Irenaeus not only insisted upon the unity of God’s creative and redemptive work, he celebrated its culmination in the coming of Christ who recapitulated (a favorite Irenaean insight and theme) all people and history in himself. Christ who is present in the Church is not absent from creation and history.
So what, then, his opponents charged, is new about Christianity? What did Christ bring that makes a real difference? And Irenaeus, in a sentence that never ceases to thrill and inspire me, responds: himself! “Christ brought all newness by bringing himself” (“Omnem novitatem attulit, semetipsum afferens”).
This confession and conviction of Irenaeus seem also to thrill and inspire Pope Francis. Towards the very beginning of his Apostolic Exhortation, Evangelii Gaudium, the Pope quotes this very sentence of Irenaeus and comments further: “With this newness Christ is always able to renew our lives and our communities, and even if the Christian message has experienced periods of darkness and ecclesial weakness, it will never grow old.”

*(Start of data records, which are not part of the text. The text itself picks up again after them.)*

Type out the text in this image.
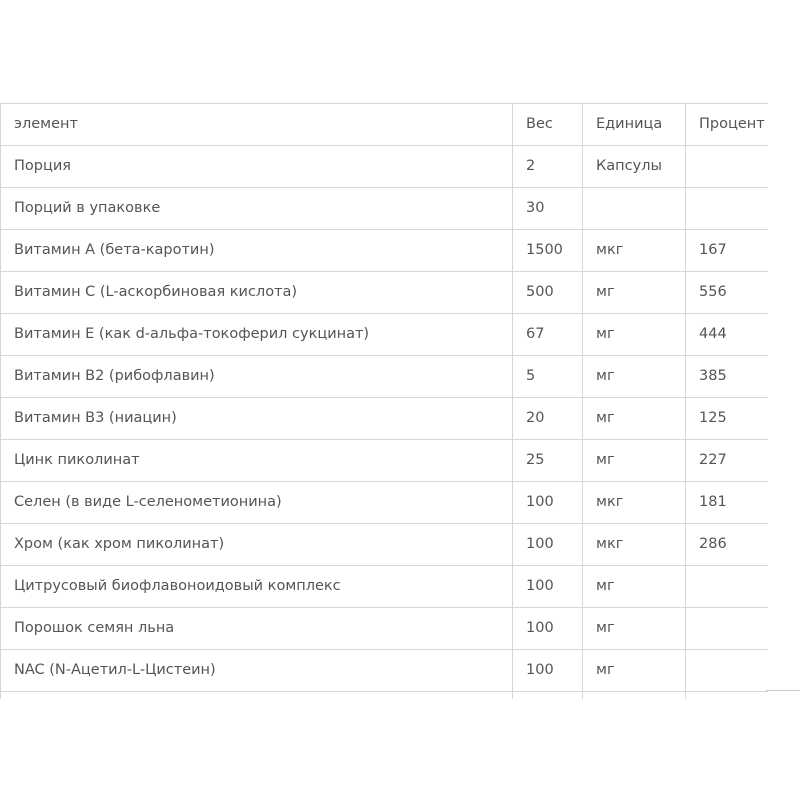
элемент	Вес	Единица	Процент
Порция	2	Капсулы	
Порций в упаковке	30		
Витамин А (бета-каротин)	1500	мкг	167
Витамин С (L-аскорбиновая кислота)	500	мг	556
Витамин Е (как d-альфа-токоферил сукцинат)	67	мг	444
Витамин В2 (рибофлавин)	5	мг	385
Витамин В3 (ниацин)	20	мг	125
Цинк пиколинат	25	мг	227
Селен (в виде L-селенометионина)	100	мкг	181
Хром (как хром пиколинат)	100	мкг	286
Цитрусовый биофлавоноидовый комплекс	100	мг	
Порошок семян льна	100	мг	
NAC (N-Ацетил-L-Цистеин)	100	мг	
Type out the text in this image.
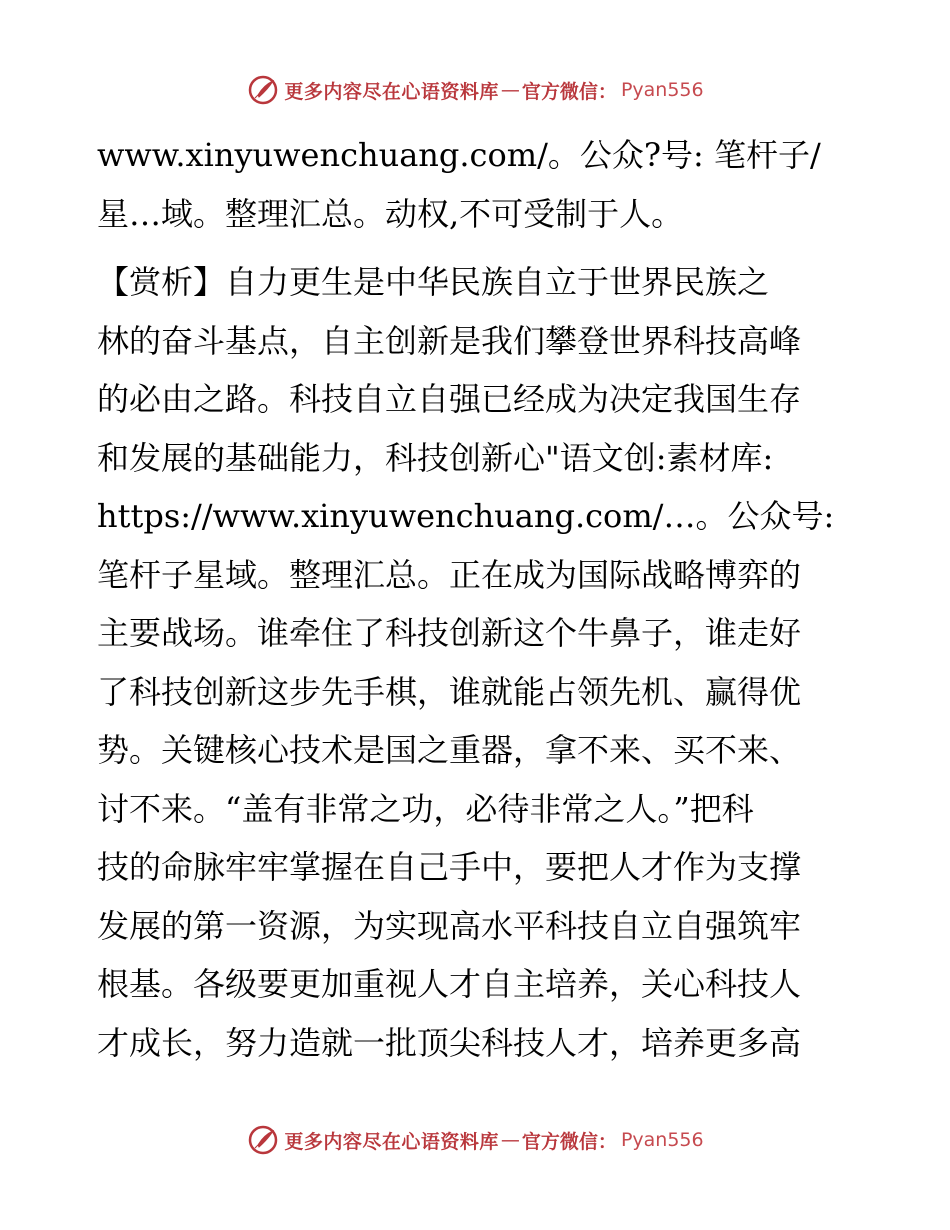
更多内容尽在心语资料库 — 官方微信： Pyan556
www.xinyuwenchuang.com/。公众?号: 笔杆子/
星…域。整理汇总。动权,不可受制于人。
【赏析】自力更生是中华民族自立于世界民族之
林的奋斗基点，自主创新是我们攀登世界科技高峰
的必由之路。科技自立自强已经成为决定我国生存
和发展的基础能力，科技创新心"语文创:素材库:
https://www.xinyuwenchuang.com/…。公众号:
笔杆子星域。整理汇总。正在成为国际战略博弈的
主要战场。谁牵住了科技创新这个牛鼻子，谁走好
了科技创新这步先手棋，谁就能占领先机、赢得优
势。关键核心技术是国之重器，拿不来、买不来、
讨不来。“盖有非常之功，必待非常之人。”把科
技的命脉牢牢掌握在自己手中，要把人才作为支撑
发展的第一资源，为实现高水平科技自立自强筑牢
根基。各级要更加重视人才自主培养，关心科技人
才成长，努力造就一批顶尖科技人才，培养更多高
更多内容尽在心语资料库 — 官方微信： Pyan556
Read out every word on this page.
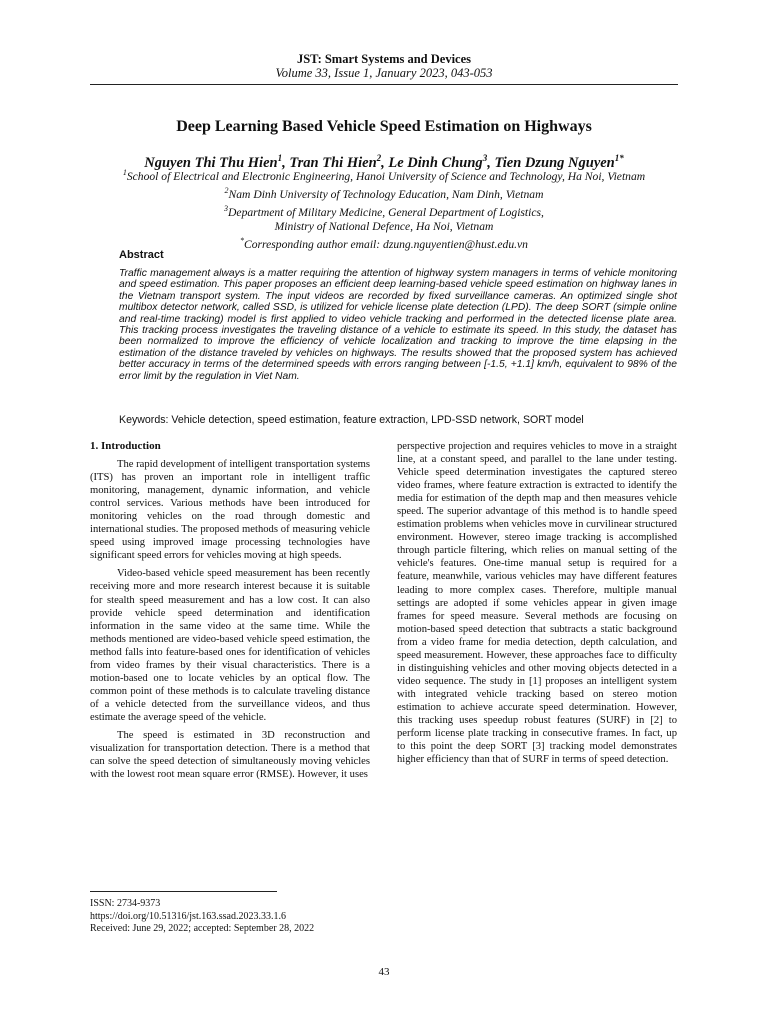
JST: Smart Systems and Devices
Volume 33, Issue 1, January 2023, 043-053
Deep Learning Based Vehicle Speed Estimation on Highways
Nguyen Thi Thu Hien$^1$, Tran Thi Hien$^2$, Le Dinh Chung$^3$, Tien Dzung Nguyen$^{1*}$
$^1$School of Electrical and Electronic Engineering, Hanoi University of Science and Technology, Ha Noi, Vietnam
$^2$Nam Dinh University of Technology Education, Nam Dinh, Vietnam
$^3$Department of Military Medicine, General Department of Logistics,
Ministry of National Defence, Ha Noi, Vietnam
*Corresponding author email: dzung.nguyentien@hust.edu.vn
Abstract
Traffic management always is a matter requiring the attention of highway system managers in terms of vehicle monitoring and speed estimation. This paper proposes an efficient deep learning-based vehicle speed estimation on highway lanes in the Vietnam transport system. The input videos are recorded by fixed surveillance cameras. An optimized single shot multibox detector network, called SSD, is utilized for vehicle license plate detection (LPD). The deep SORT (simple online and real-time tracking) model is first applied to video vehicle tracking and performed in the detected license plate area. This tracking process investigates the traveling distance of a vehicle to estimate its speed. In this study, the dataset has been normalized to improve the efficiency of vehicle localization and tracking to improve the time elapsing in the estimation of the distance traveled by vehicles on highways. The results showed that the proposed system has achieved better accuracy in terms of the determined speeds with errors ranging between [-1.5, +1.1] km/h, equivalent to 98% of the error limit by the regulation in Viet Nam.
Keywords: Vehicle detection, speed estimation, feature extraction, LPD-SSD network, SORT model
1. Introduction

The rapid development of intelligent transportation systems (ITS) has proven an important role in intelligent traffic monitoring, management, dynamic information, and vehicle control services. Various methods have been introduced for monitoring vehicles on the road through domestic and international studies. The proposed methods of measuring vehicle speed using improved image processing technologies have significant speed errors for vehicles moving at high speeds.

Video-based vehicle speed measurement has been recently receiving more and more research interest because it is suitable for stealth speed measurement and has a low cost. It can also provide vehicle speed determination and identification information in the same video at the same time. While the methods mentioned are video-based vehicle speed estimation, the method falls into feature-based ones for identification of vehicles from video frames by their visual characteristics. There is a motion-based one to locate vehicles by an optical flow. The common point of these methods is to calculate traveling distance of a vehicle detected from the surveillance videos, and thus estimate the average speed of the vehicle.

The speed is estimated in 3D reconstruction and visualization for transportation detection. There is a method that can solve the speed detection of simultaneously moving vehicles with the lowest root mean square error (RMSE). However, it uses

perspective projection and requires vehicles to move in a straight line, at a constant speed, and parallel to the lane under testing. Vehicle speed determination investigates the captured stereo video frames, where feature extraction is extracted to identify the media for estimation of the depth map and then measures vehicle speed. The superior advantage of this method is to handle speed estimation problems when vehicles move in curvilinear structured environment. However, stereo image tracking is accomplished through particle filtering, which relies on manual setting of the vehicle's features. One-time manual setup is required for a feature, meanwhile, various vehicles may have different features leading to more complex cases. Therefore, multiple manual settings are adopted if some vehicles appear in given image frames for speed measure. Several methods are focusing on motion-based speed detection that subtracts a static background from a video frame for media detection, depth calculation, and speed measurement. However, these approaches face to difficulty in distinguishing vehicles and other moving objects detected in a video sequence. The study in [1] proposes an intelligent system with integrated vehicle tracking based on stereo motion estimation to achieve accurate speed determination. However, this tracking uses speedup robust features (SURF) in [2] to perform license plate tracking in consecutive frames. In fact, up to this point the deep SORT [3] tracking model demonstrates higher efficiency than that of SURF in terms of speed detection.

ISSN: 2734-9373
https://doi.org/10.51316/jst.163.ssad.2023.33.1.6
Received: June 29, 2022; accepted: September 28, 2022
43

The Jubilee Year of Mercy, just begun, is a time of grace to implore the Lord to renew us and our communities through a new adhesion to Jesus Christ, indeed, a renewed love for Jesus Christ. For, as Francis insists, “The primary reason for evangelizing is the love of Jesus which we have received, the experience of salvation which urges us to greater love of him.” And, he pointedly asks: “What kind of love would not feel the need to speak of the beloved, to point him out, to make him known?” (Evangelii Gaudium, 64)
As Pope Francis never tires of preaching: Christ is at the Center, and we must be de-centered from self so as to be re-centered in him. Advent is a time of de-centering and re-centering, a holy season of love renewed. That is why John the Baptist figures so prominently in Advent: “He must increase, I must decrease.” (Jn 3:30)
The Christian paradox, of course, is that only in such “decreasing” do we become “fully alive.”